Sunday, March 20, 2011

Le Banlieu

I had never really ventured out of Paris except to go to a specific city.  Today that changed.

Last Sunday, Jerome, my host brother, called to wish me a happy birthday.  He also invited me over to his house.  He asked me the when I could come, so I said a week would be fine, next Sunday.  That was today.

I remember writing about how I always dreaded going to dinner with Michele and the family, but once at the table it was always fun.  That's how I felt today.  My stomach wasn't feeling so hot this morning, so I almost used it as an excuse to tell Jerome I couldn't come.  But something inside of me told me I had to go. I literally would have done nothing else today, so there was no legitimate reason for me to not go.  And I am incredibly happy I did.

Georgiana, Jerome and Lucas live in an incredibly nice suburb of Paris, about twenty minutes away from the Arc de Triumph.  It was a pretty simple train ride to get there.  I had to change twice, but all was fine.  I made it there a little early, so I just sat in the sun at the train station for about ten minutes before I told Jerome I was ten minutes away.  He told me where he could meet me, so I waited there for about twenty more minutes, and then he, Lucas and I walked up to his apartment.

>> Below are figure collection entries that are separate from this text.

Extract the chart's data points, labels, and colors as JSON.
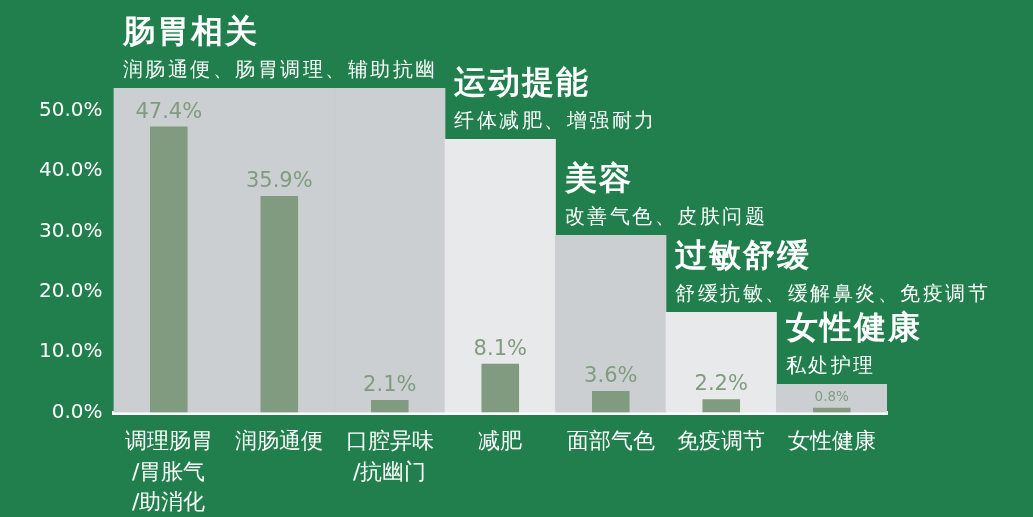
{
  "chart_data": {
    "type": "bar",
    "categories": [
      "调理肠胃/胃胀气/助消化",
      "润肠通便",
      "口腔异味/抗幽门",
      "减肥",
      "面部气色",
      "免疫调节",
      "女性健康"
    ],
    "series": [
      {
        "color": "#809b7f",
        "values": [
          47.4,
          35.9,
          2.1,
          8.1,
          3.6,
          2.2,
          0.8
        ],
        "value_labels": [
          "47.4%",
          "35.9%",
          "2.1%",
          "8.1%",
          "3.6%",
          "2.2%",
          "0.8%"
        ]
      },
      {
        "colors": [
          "#cbcfd2",
          "#cbcfd2",
          "#cbcfd2",
          "#e8e9eb",
          "#cbcfd2",
          "#e8e9eb",
          "#cbcfd2"
        ],
        "values": [
          53.8,
          53.8,
          53.8,
          45.3,
          29.4,
          16.6,
          4.7
        ]
      }
    ],
    "ylim": [
      0,
      53.8
    ],
    "yticks": [
      {
        "value": 0,
        "label": "0.0%"
      },
      {
        "value": 10,
        "label": "10.0%"
      },
      {
        "value": 20,
        "label": "20.0%"
      },
      {
        "value": 30,
        "label": "30.0%"
      },
      {
        "value": 40,
        "label": "40.0%"
      },
      {
        "value": 50,
        "label": "50.0%"
      }
    ],
    "annotations": [
      {
        "text": "肠胃相关",
        "x": "调理肠胃/胃胀气/助消化",
        "y": 53.8
      },
      {
        "text": "润肠通便、肠胃调理、辅助抗幽",
        "x": "调理肠胃/胃胀气/助消化",
        "y": 53.8
      },
      {
        "text": "运动提能",
        "x": "减肥",
        "y": 45.3
      },
      {
        "text": "纤体减肥、增强耐力",
        "x": "减肥",
        "y": 45.3
      },
      {
        "text": "美容",
        "x": "面部气色",
        "y": 29.4
      },
      {
        "text": "改善气色、皮肤问题",
        "x": "面部气色",
        "y": 29.4
      },
      {
        "text": "过敏舒缓",
        "x": "免疫调节",
        "y": 16.6
      },
      {
        "text": "舒缓抗敏、缓解鼻炎、免疫调节",
        "x": "免疫调节",
        "y": 16.6
      },
      {
        "text": "女性健康",
        "x": "女性健康",
        "y": 4.7
      },
      {
        "text": "私处护理",
        "x": "女性健康",
        "y": 4.7
      }
    ]
  }
}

Their apartment isn't anything spectacular until you see their view.  It is smaller than where I live, with a kitchen about a third the size of mine.  Their bedroom is probably comparable to mine.  And they have a great living room, maybe a little bigger than mine.  But the view from their living room is amazing.  Imagine what you would expect to see looking out from a five story building over a sleepy little french town.  Church steeples, roundabouts, gardens, gabled roofs... Yeah, that is what they see.  I don't think it could have been any more French if they tried.

When I got there, Michele, my host mother, and two other people were there already.  From what I gathered, one of the two of the people there worked with Michele at some point.  Never did quite get the details.  All I know is the man, who was very friendly, was from Greece so it was difficult at times for me to understand his French.  His (presumably) wife was French, but she grew up in Algeria.  I liked her, mainly because we commiserated on how much we don't like winter.

After we stuffed ourselves with Georgiana's fantastic hors d'oeuvres, everyone decided to take a walk.  The greek said he knew of a great park that would be wonderful for Lucas.  He was not lying.

We headed out of Jerome's place, baby in his stroller, and walked through the neighborhood.  I'm not really sure why, but there was a canal we followed on our way to the park.  It was pretty neat.  There were some french kids, dressed in blue dockers and sweaters with their collars of their polo shirts popping out playing with a boat in the canal's water.  Again, I imagined that I would see that exact image in a movie.

We got to the park and we walked around some more.  It was so nice, just being able to walk outside and not hate life because of the bitter cold that made you forget what your nose felt like.  The most exciting part of the walk though, was seeing buds on the trees.  The Paris city center still doesn't quite have that yet, but we don't get as much sunshine as they get out in the burbs...

The park had an interesting layout.  There were some large fields on the edges, but the actual park park consisted of a moat and an island with a smaller strip of green rimming the moat.  We walked onto the island.  One thing that was a little shocking was how many families were out.  I guess since it was the first day that you really could go to the park, everyone had the same idea as us.  By far the funniest/saddest part was seeing a group of three little boys playing soccer.  Then one of them kind of sits down and starts crying.  No one seems to notice, mainly because his family thought he was crying because the other two boys wouldn't let him play with the ball.

In actuality, he had peed himself.  I'm not talking about a little wet spot.  It was like he had just fallen into a fountain.  Poor kid...

But walking around that park I realized how much I miss sunshine and warm weather.  It may be because I have a little less than two months left in France, but most things here are reminding me what I love about Santa Barbara, whether they are good things or bad.  For example, the rain makes me love SB for its sunshine.  The sunshine reminds me that I go to a school where for a vast majority of the time it is just like this.

I will be sad to leave France though.  I was riding with Michele on the RER back to Paris, and I realized how incredibly lucky I was to get a host family like them.  They invited me to their house, they fed me, and after I moved out they still stayed in contact with me.

It's people like that, that I will miss most.

1 comment:

  1. hey, you, quit idealizing sb. winter quarter has a lot of crappy, rainy days that just highlight how terrible ucsb is at making anything rain proof.

    (for the record, i did the same idealizing thing when i was in paris. sure, it was great when i got back to sb, but i kicked myself for spending too much brainpower on missing it.)